The majority of adverse events were fatigue, nausea, vomiting, mucositis and diarrhea. It is noteworthy that angiogenesis inhibitors do not all have similar adverse event profiles. Bevacizumab in combination with pemetrexed disodium in NSCLC demonstrated an increase in hypertension, bleeding and proteinuria compared with pemetrexed disodium alone [43, 44]. This difference in toxicity profiles may be important for patients who have a contraindication to one antiangiogenic agent and potentially allow the use of another drug in this class.

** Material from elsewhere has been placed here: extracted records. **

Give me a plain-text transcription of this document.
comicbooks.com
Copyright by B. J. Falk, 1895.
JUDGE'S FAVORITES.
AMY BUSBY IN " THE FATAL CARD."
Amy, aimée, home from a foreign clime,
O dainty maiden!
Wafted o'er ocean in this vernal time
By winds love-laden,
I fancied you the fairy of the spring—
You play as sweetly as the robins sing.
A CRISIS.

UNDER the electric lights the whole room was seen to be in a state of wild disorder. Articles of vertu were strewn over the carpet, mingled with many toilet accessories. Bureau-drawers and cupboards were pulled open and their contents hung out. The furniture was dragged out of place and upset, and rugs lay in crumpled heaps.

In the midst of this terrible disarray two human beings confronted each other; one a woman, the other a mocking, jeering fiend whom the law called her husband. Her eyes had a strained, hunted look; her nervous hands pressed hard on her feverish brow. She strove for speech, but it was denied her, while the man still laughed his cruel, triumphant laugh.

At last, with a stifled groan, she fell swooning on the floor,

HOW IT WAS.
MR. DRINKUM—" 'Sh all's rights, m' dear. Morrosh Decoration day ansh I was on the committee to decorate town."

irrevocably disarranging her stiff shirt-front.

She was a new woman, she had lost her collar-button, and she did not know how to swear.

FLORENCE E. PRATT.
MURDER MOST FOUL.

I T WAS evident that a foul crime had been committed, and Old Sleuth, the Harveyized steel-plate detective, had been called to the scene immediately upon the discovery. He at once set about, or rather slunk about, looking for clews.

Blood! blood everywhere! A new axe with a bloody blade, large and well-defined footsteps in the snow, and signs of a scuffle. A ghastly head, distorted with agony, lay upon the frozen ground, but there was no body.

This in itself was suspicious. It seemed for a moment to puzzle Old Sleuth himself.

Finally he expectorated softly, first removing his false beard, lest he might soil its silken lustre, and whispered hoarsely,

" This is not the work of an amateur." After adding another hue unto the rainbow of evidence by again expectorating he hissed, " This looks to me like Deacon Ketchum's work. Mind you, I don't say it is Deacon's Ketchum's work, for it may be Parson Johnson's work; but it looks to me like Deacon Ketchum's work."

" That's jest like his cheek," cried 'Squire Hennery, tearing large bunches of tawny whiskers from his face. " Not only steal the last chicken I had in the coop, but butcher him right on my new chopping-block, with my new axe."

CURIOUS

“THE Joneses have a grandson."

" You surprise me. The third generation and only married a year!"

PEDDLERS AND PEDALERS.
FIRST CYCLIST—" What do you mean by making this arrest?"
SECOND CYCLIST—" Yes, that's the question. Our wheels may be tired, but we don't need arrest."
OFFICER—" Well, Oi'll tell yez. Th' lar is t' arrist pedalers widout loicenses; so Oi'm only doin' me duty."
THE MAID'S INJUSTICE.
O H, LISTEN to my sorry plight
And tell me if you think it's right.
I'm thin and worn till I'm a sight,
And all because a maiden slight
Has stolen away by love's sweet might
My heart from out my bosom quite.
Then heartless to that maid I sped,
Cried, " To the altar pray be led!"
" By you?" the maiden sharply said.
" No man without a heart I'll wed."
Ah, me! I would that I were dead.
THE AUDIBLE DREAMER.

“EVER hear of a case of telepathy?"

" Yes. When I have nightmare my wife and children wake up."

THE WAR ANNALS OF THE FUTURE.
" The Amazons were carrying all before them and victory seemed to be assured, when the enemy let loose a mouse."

While preliminary anti-tumor activity is seen in the current study in non-small cell lung cancer (NSCLC) in particular, it is unclear if vatalanib added any additional efficacy to the combination. This is because single-agent treatment with pemetrexed results in a response rate of 9.1% and a median survival of 8.3 months in patients with recurrent NSCLC [20]. A number of trials assessing VEGF tyrosine kinase inhibitors in combination with chemotherapy have been done in NSCLC, including cediranib/carboplatin/paclitaxel, sorafenib/carboplatin/paclitaxel, sorafenib/gemcitabine/cisplatin, motesanib/carboplatin/paclitaxel, nintedanib/docetaxel, vandetanib/docetaxel, vandetanib/pemetrexed, and pemetrexed/pazopanib, and none of them demonstrated a superior efficacy to chemotherapy alone [45,46,47,48,49,50,51,52,53,54,55]. In a recent review, Crino et al. described several possible explanations for this observation. First, agents may not effectively combat the redundancy of angiogenic pathways. Owing to the structural similarities of tyrosine kinases most small-molecule TKIs have inhibitory activity over a range of receptors. However, other than nintedanib, no agents with inhibitory potency over all subtypes of VEGFR, PDGFR and FGFR have been tested in a phase III trial. Secondly, the TKIs tested to date may not completely inhibit signaling via their target receptors [56]. It is possible that agents with more favorable pharmacological profiles may be effective at completely abrogating, rather than downregulating, signaling via proangiogenic pathways. Finally, owing to the highly heterogeneous nature of NSCLC, it is probable that certain patients are more likely to respond to antiangiogenic agents than others [57]. In this case, predictive biomarkers for antiangiogenic agents are urgently required to select specific subgroups of patients who are more likely to respond and are a focus of intensive research.

In summary, the combination of vatalanib with pemetrexed disodium was not well tolerated, and had only limited efficacy. Thus, this combination should not be developed further unless predictive biomarkers can be identified.